Yes, I know a needle aspiration is a tricky procedure under the best of circumstances, and much more so if you must perform its solo, without a helping hand to help you retract the plunger when all is ready. There’s really not much point in continuing your efforts to aspirate his pouch if Dr. Belli is unwilling or unable to do a laboratory analysis of the fluid you aspirated at this time, so you certainly may retire your needle and syringe and leave your Pinto be in peace if you feel that’s best.
The redness and inflammation of his tail, and the erosion on the tail of his tankmate, are symptoms of bacterial infections, which are unlikely to improve without treatment, so be sure to keep the affected seahorses isolated from the rest of your herd to present the problem from spreading.
If you want to leave them in peace and let nature take its course, lest your efforts to treat them only stress them out all the more and do more harm than good, that’s fine as long as you keep them isolated and don’t jeopardize the health of the rest of your seahorses. Keep feeding them Vibrance-enriched Mysis so they are ingesting beta-glucan to boost their immune systems, and lower the temperature on your hospital tank or treatment tank as much as possible. As you know, if you can reduce the water temperature sufficiently, bacterial infections will sometimes resolve themselves without any further treatment.
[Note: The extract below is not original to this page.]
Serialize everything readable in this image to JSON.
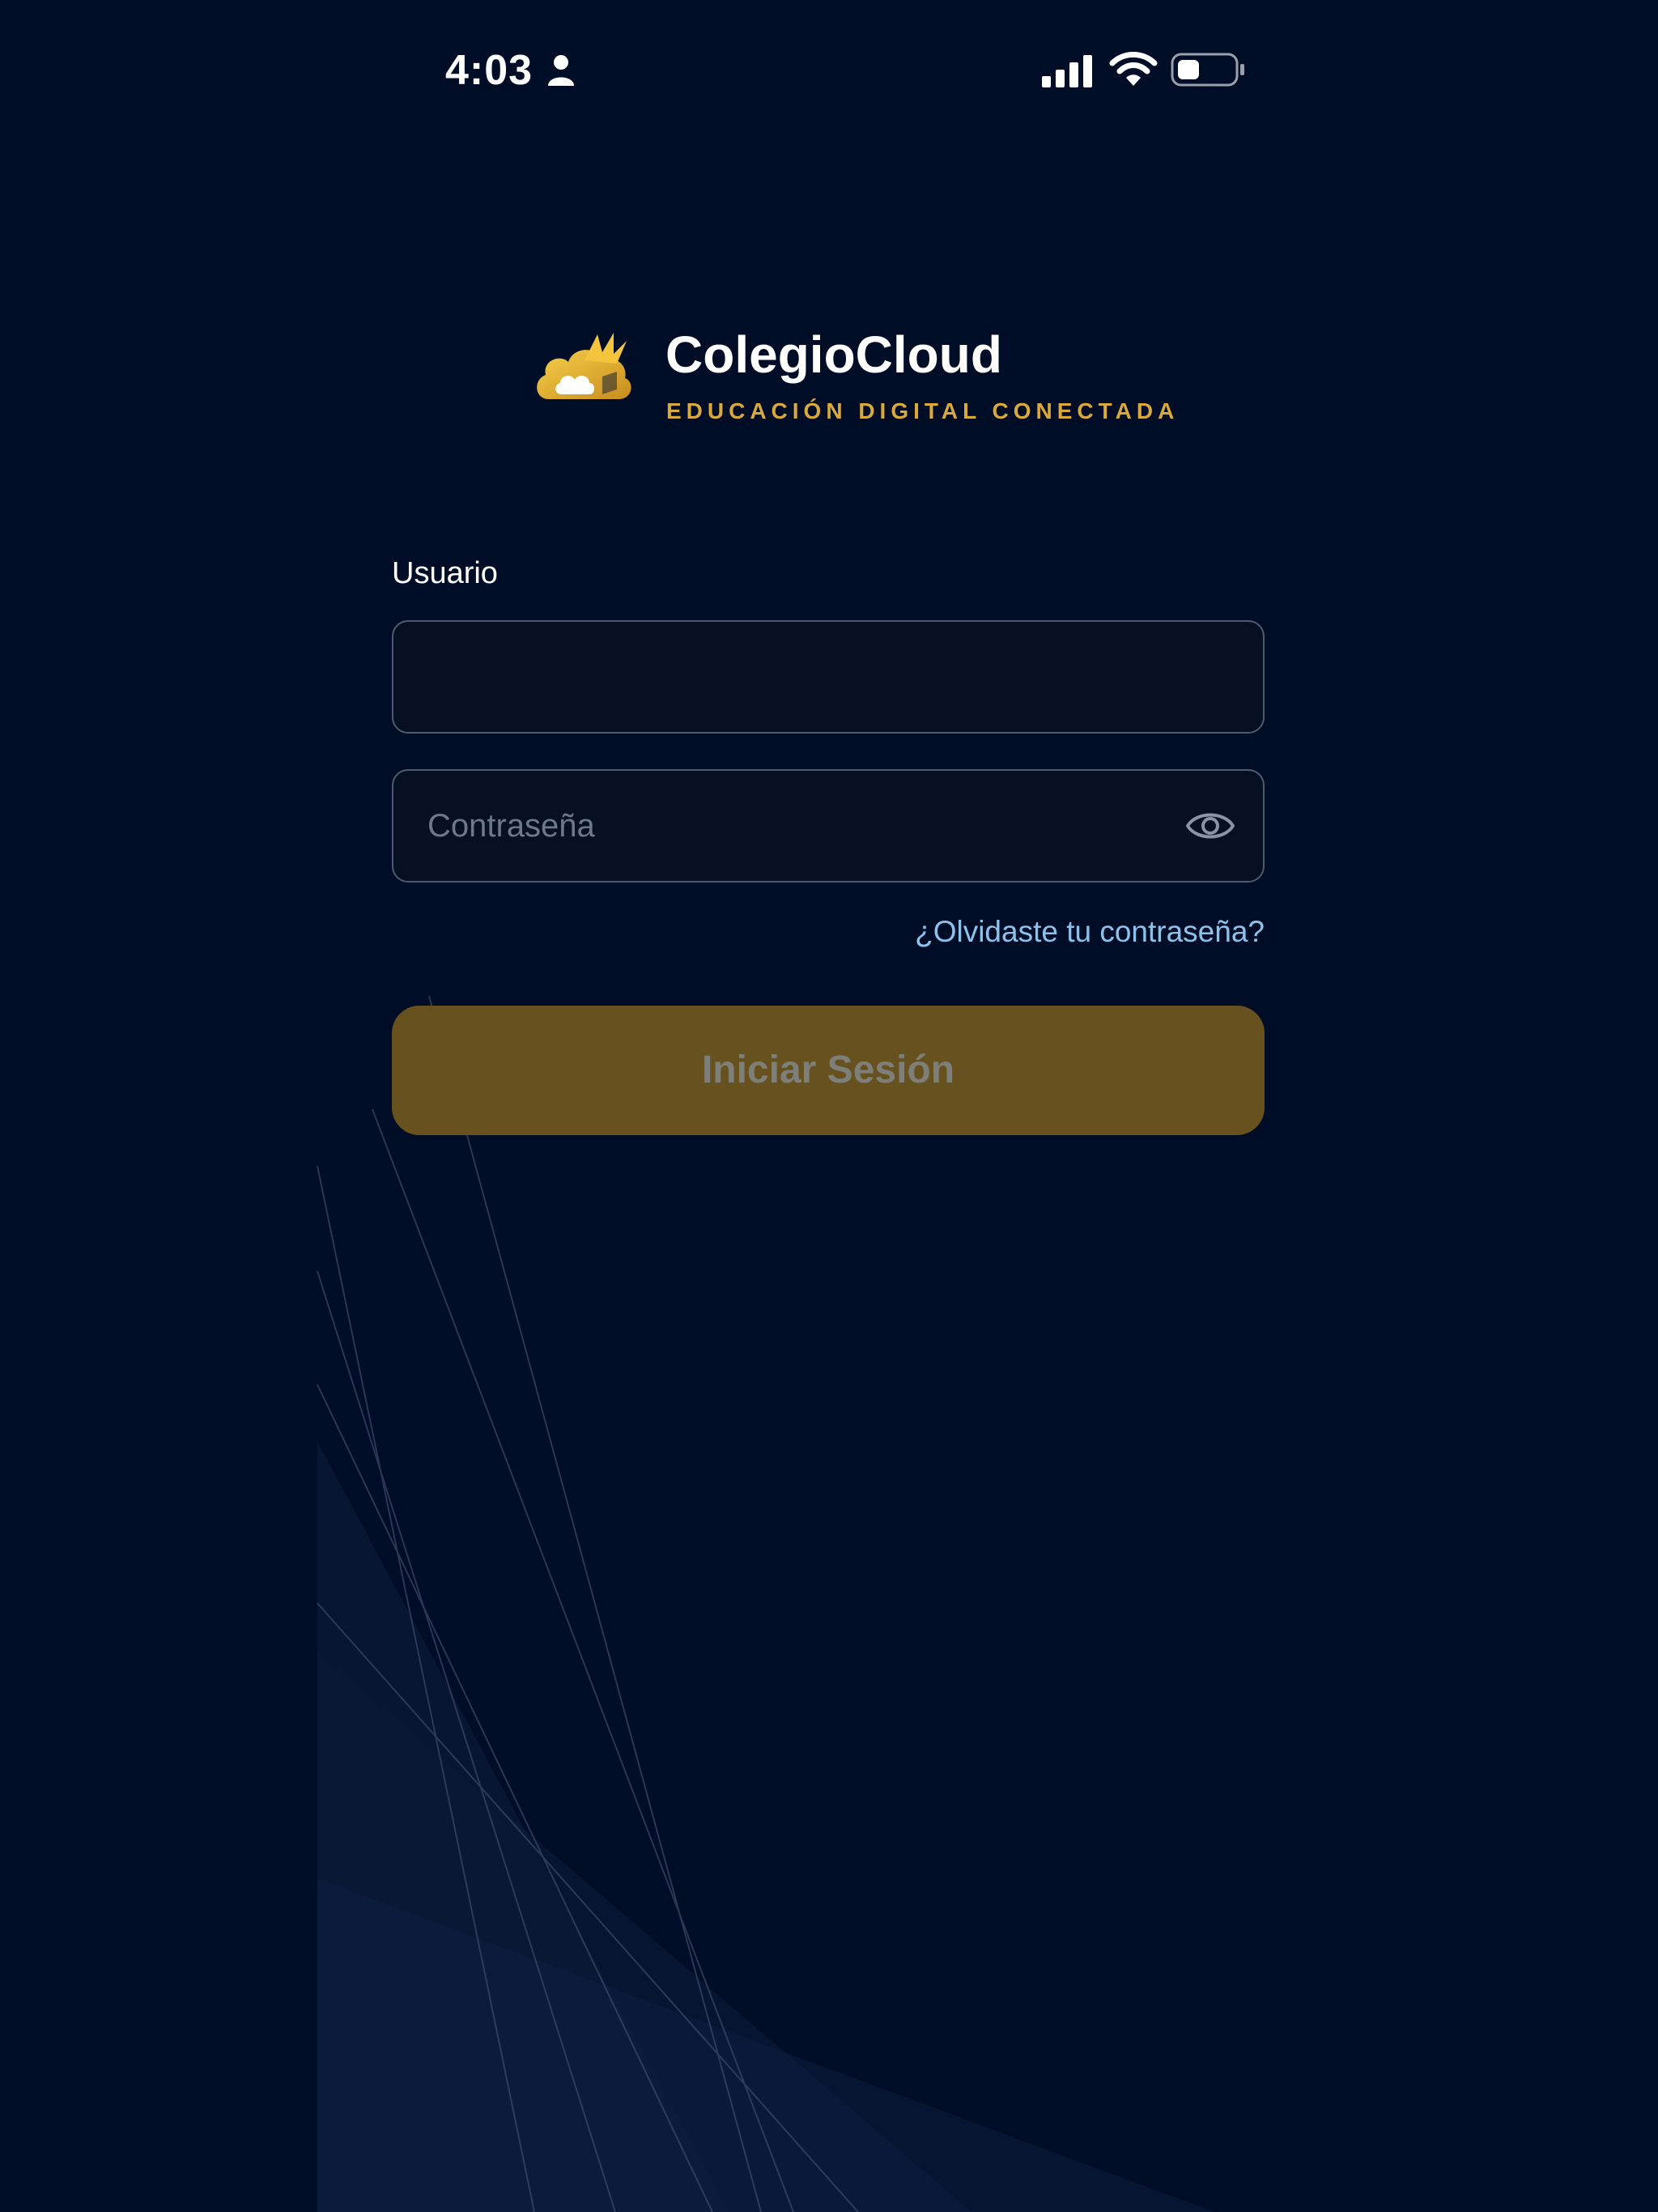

When the medicine arrives, you might also want to consider administering the ciprofloxacin orally to your Pinto and his tankmate. This can be accomplished easily by preparing a solution from the ciprofloxacin capsules or tablets and injecting it into feeder shrimp or even frozen Mysis, which can then be fed to the affected seahorses as usual. Antibiotics are often more effective when ingested, and this is a very stress-free way of administering the medication since you don’t have to handle the seahorses or otherwise cause them any distress. Let me know if you would like to try bioencapsulating the ciprofloxacin this way, and that will be happy to provide you with complete instructions on how to proceed.
In the meantime, if you like, I would be happy to contact Dr. Martin Belli on your behalf to see if I can persuade him to do a laboratory analysis of any fluid you may aspirate from his pouch in the future (1/4 cc of material would be ample for such an analysis). If Marty agrees, I could also provide you with instructions explaining how to sedate the Pinto using clove oil for this procedure, which is quite safe and should make it easier for you to perform the needle aspiration on your own.
Best of luck with your Pinto in his tankmate, Helen!